Ma non è sempre vero. Anzi, forse anche chi fa impresa sta cominciando a capire che se si investe nella riduzione dell’inquinamento e della povertà nel mondo, incentivando l’innovazione nell’agricoltura, e nella produzione energetica si potrebbe arrivare ad un mondo sostenibile e non troppo caldo. Lo evidenzia Wired nel suo articolo relazionando i lettori in merito a quanto accaduto nella Climate Week di New York City: una settimana dedicata al confronto tra governi, leader economici, organizzazioni no-profit ed esponenti della società civile sul problema del cambiamento climatico. Chi ne ha parlato è stato uno dei fondatori di Foundation Strategy Group uno dei più influenti gruppi di valutazione strategica, impatto sociale e filantropia a livello mondiale. Un gruppo che viene ascoltato seriamente dalle imprese mondiali e quindi il messaggio lanciato è arrivato- o perlomeno si spera- alle orecchie giuste.
Ma come si potrebbe fare?
Attraverso il valore condiviso o shared value che, a differenza della politica, le imprese possono realmente applicare sia perché conoscono a fondo le esigenze delle persone sia per una maggiore disponibilità di fondi rispetto ad altre realtà come le associazioni di volontariato o i governi. Affidandosi all’innovazione tecnologica a tutti i livelli, incentivandola con progetti finanziati, trovano quasi sicuramente delle soluzioni ai problemi della società e dell’ambiente. E non solo, questo processo, per essere valido, come sottolinea ancora l’articolo di Wired, e deve essere condiviso con tutti con un continuo scambio di esperienze e di conoscenza.

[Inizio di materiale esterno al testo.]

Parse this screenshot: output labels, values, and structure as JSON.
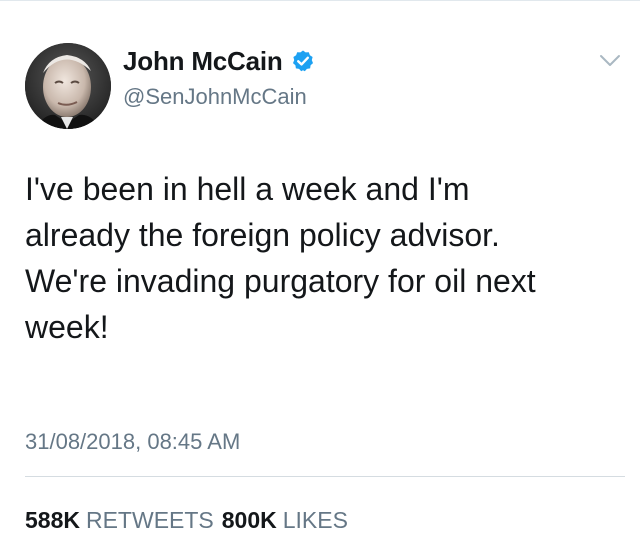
{
  "author": {
    "display_name": "John McCain",
    "handle": "@SenJohnMcCain",
    "verified": true,
    "verified_icon": "verified-badge-icon",
    "avatar": "profile-photo"
  },
  "tweet": {
    "text_lines": [
      "I've been in hell a week and I'm",
      "already the foreign policy advisor.",
      "We're invading purgatory for oil next",
      "week!"
    ],
    "timestamp": "31/08/2018, 08:45 AM"
  },
  "stats": {
    "retweets_count": "588K",
    "retweets_label": "RETWEETS",
    "likes_count": "800K",
    "likes_label": "LIKES"
  },
  "icons": {
    "menu": "chevron-down-icon"
  },
  "colors": {
    "text_primary": "#14171a",
    "text_secondary": "#657786",
    "verified_blue": "#1da1f2",
    "divider": "#d5dce1"
  }
}
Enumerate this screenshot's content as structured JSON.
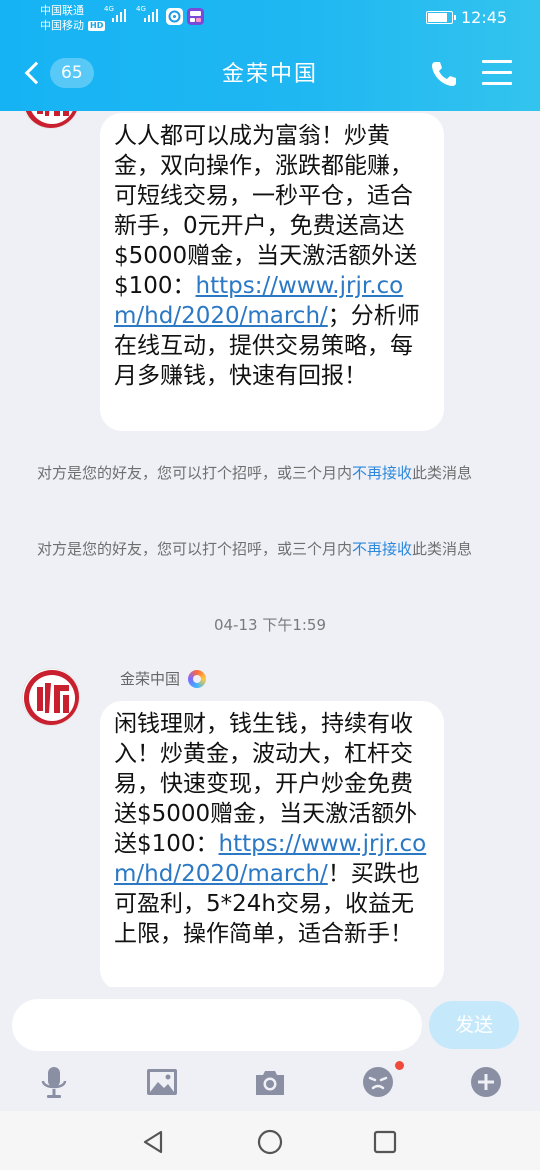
{
  "status_bar": {
    "carrier_1": "中国联通",
    "carrier_2": "中国移动",
    "hd_badge": "HD",
    "net_1": "4G",
    "net_2": "4G",
    "time": "12:45",
    "battery_level": 0.85,
    "icons": [
      "signal-icon",
      "signal-icon",
      "browser-app-icon",
      "notification-app-icon",
      "battery-icon"
    ]
  },
  "header": {
    "unread_count": "65",
    "title": "金荣中国",
    "icons": [
      "back-chevron-icon",
      "phone-icon",
      "menu-icon"
    ]
  },
  "messages": [
    {
      "text_before": "人人都可以成为富翁！炒黄金，双向操作，涨跌都能赚，可短线交易，一秒平仓，适合新手，0元开户，免费送高达$5000赠金，当天激活额外送$100：",
      "link": "https://www.jrjr.com/hd/2020/march/",
      "text_after": "；分析师在线互动，提供交易策略，每月多赚钱，快速有回报！"
    },
    {
      "sender": "金荣中国",
      "text_before": "闲钱理财，钱生钱，持续有收入！炒黄金，波动大，杠杆交易，快速变现，开户炒金免费送$5000赠金，当天激活额外送$100：",
      "link": "https://www.jrjr.com/hd/2020/march/",
      "text_after": "！买跌也可盈利，5*24h交易，收益无上限，操作简单，适合新手！"
    }
  ],
  "notices": [
    {
      "text": "对方是您的好友，您可以打个招呼，或三个月内",
      "link": "不再接收",
      "tail": "此类消息"
    },
    {
      "text": "对方是您的好友，您可以打个招呼，或三个月内",
      "link": "不再接收",
      "tail": "此类消息"
    }
  ],
  "timestamp": "04-13 下午1:59",
  "input": {
    "placeholder": "",
    "value": "",
    "send_label": "发送"
  },
  "toolbar": [
    "microphone-icon",
    "image-icon",
    "camera-icon",
    "emoji-icon",
    "plus-icon"
  ],
  "nav": [
    "back-triangle-icon",
    "home-circle-icon",
    "recents-square-icon"
  ],
  "colors": {
    "header_start": "#16b3f4",
    "header_end": "#33c4ee",
    "link": "#2b78c5",
    "notice_link": "#2d88dc",
    "logo_red": "#c8202f",
    "send_disabled": "#c5e8fb"
  }
}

In Italia sarà un percorso non facile anche se la consapevolezza del problema esiste, ma siamo ancora ben lontani dell’applicazione di un processo partecipativo. Ci sono sporadici tentativi di dialogo attraverso, ad esempio, il bilancio partecipativo come ha fatto il Comune di Milano per il finanziamento di progetti proposti dalla cittadinanza o da associazioni radicate nel territorio o altre realtà più a misura d’uomo. A parole siamo disponibili ma poi nei fatti di pochissimo abbiamo cambiato le nostre abitudini. Un esempio che sembra banale, ma non lo è, sono i milioni(!) di mozziconi di sigarette abbandonati per le strade, che intasano le fognature e che incidono anche loro sul costo dell’acqua erogata. Costerebbe cosi poco portarsi dietro una scatolina di metallo, anche sfiziosa, dove spegnere le sigarette e poi vuotarle nel secco a casa.
Questo comportamento è in linea, con quanto evidenziato da un sondaggio effettuato da Legambiente qualche tempo fa e raccontato in un’articolo su Greenreport, rivista economica-ambientale on-line, dove la domanda era incentrata su quali siano le priorità percepite per il paese. I temi ambientali occupano solo il dodicesimo posto e questo è frutto anche di informazioni non corrette non gestite sia da parte dei media che dai politici.
In effetti risulta da quel sondaggio che gli italiani hanno un gran confusione in testa: da un lato a parole sono d’accordo con le fonti rinnovabili dall’altro le contestano. E pensare che i lavori verdi intesi come sostenibili risolverebbero, stando ai documenti dell’ONU, la disoccupazione.